- Born: Muhammed Miftah Rajab Al-Fayturi 1936 Al Geneina, Anglo-Egyptian Sudan
- Died: 24 April 2015 (aged 78–79) Rabat, Morocco
- Education: Al-Azhar University, Cairo University
- Occupations: Journalist, poet, writer, ambassador
- Spouse(s): Rajat Armaze Al-Fayturi Asia Abdelmajid

= Muhammad al-Fayturi =

Sudanese and Libyan writer and playwright

Muhammad al-Fayturi, also spelled Muhammad al-Fītūrī (محمد الفيتوري), was a Sudanese–Libyan poet writer, poet, playwright, and ambassador.

==Biography==
Al-Fayturi was born in 1936 in Al Geneina and his paternal family belonged to the Masalit people. His father was a Sufi sheikh of Libyan descent, and his mother was Egyptian.

He grew up in Alexandria, Egypt, and studied Islamic sciences, philosophy and history at Al-Azhar University until 1953, and then continued his studies in literature at Cairo University. After this, he joined the Institute of Political Science in Cairo.

Al-Fayturi started writing classical Arabic poetry at the age of 13 and became one of the major figures of contemporary Arabic poetry

==Career==
Al-Fayturi worked as a journalist, and later, newspaper editor at the age of 17. Moreover, he was an acclaimed poet, and also was appointed as diplomat, political and cultural counsellor, and then as ambassador of Libya in several countries, including Lebanon and Morocco. From 1968–1970, he was appointed as an expert for the Arab League. He was also a member of the Arab Writers Union.

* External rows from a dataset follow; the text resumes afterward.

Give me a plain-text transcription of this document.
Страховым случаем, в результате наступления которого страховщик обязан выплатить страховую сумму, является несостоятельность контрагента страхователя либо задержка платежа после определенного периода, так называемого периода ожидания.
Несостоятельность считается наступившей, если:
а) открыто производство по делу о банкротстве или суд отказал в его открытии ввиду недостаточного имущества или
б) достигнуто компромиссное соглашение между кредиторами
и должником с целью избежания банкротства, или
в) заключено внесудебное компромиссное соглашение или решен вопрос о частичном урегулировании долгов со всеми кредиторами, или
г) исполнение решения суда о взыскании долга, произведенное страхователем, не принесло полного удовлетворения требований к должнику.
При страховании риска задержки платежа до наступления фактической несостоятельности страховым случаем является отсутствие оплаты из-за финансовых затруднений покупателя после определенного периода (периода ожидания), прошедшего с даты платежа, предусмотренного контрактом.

In 1953 he published his first collection of poems entitled 'Aga'nni Afriqia' (in English: 'Songs of Africa').

== Death ==
Al-Fayturi died in Rabat, Morocco, in 2015. In an obituary, the Lebanese newspaper The Daily Star wrote: "His work particularly draws upon his experience as an African living among Arabs, and thus addresses issues such as race, class and colonialism."

==Selected works==
Poetry
- Aga'nni Afriqia, Arabic أغاني إفريقيا or The Songs of Africa, poetry collection, published 1956.
- Ashiq meen Afriqia, Arabic عاشق من إفريقيا Lover from Africa poetry collection, 1964.
- Azkor'inni Yaa Afriqia, Arabic اذكريني يا إفريقيا, or Remember Me Africa, poetry collection, 1965.
- Seqoe't Dobshliem, Arabic سقوط دبشليم, or Collapse of Doapashalim, poetry collection, 1968.
- Ma'zoffa lee Darawessh Matagool, Arabic معزوفة لدرويش متجول, or The Lyric of Roaming Dervish, poetry collection 1969.
- Al-battel w'el thorra w'el Mshnaqeh, Arabic البطل والثورة والمشنقة or Hero, Revolution and Gallows, 1972 poetry collection.
- Agawall Shahid Atheba't, Arabic أقوال شاهد إثبات, or The Saying of Witness, poetry, 1973.
- Abtasami hatta tamo'r el-khail, Arabic ابتسمي حتى تمر الخيل, or Smile Until The Horses Passes, poetry, 1975.
- Aesfoort el' daam, Arabic عصفورة الدم, or Bloody Bird, poetry, 1983.

Theatrical plays

- Solara, Arabic سولارا, drama, 1970.
- Thorrat Omer El-mokhata'r, Arabic ثورة عمر المختار, or The Revolution of Omer El-Mokhata'r, drama, 1974

Nonfiction
- Allam Al-Sahafa al-arabia wa-al Ajnabiya, Arabic عالم الصحافة العربية والأجنبية, in English: The World of Arab and Foreign Journalism, Damascus, 1981.
- Al-moojab wa-al s'alieb. Arabic الموجب والسالب في الصحافة العربية, in English: The Positive and Negative in Arabic Journalism, Damascus, 1986.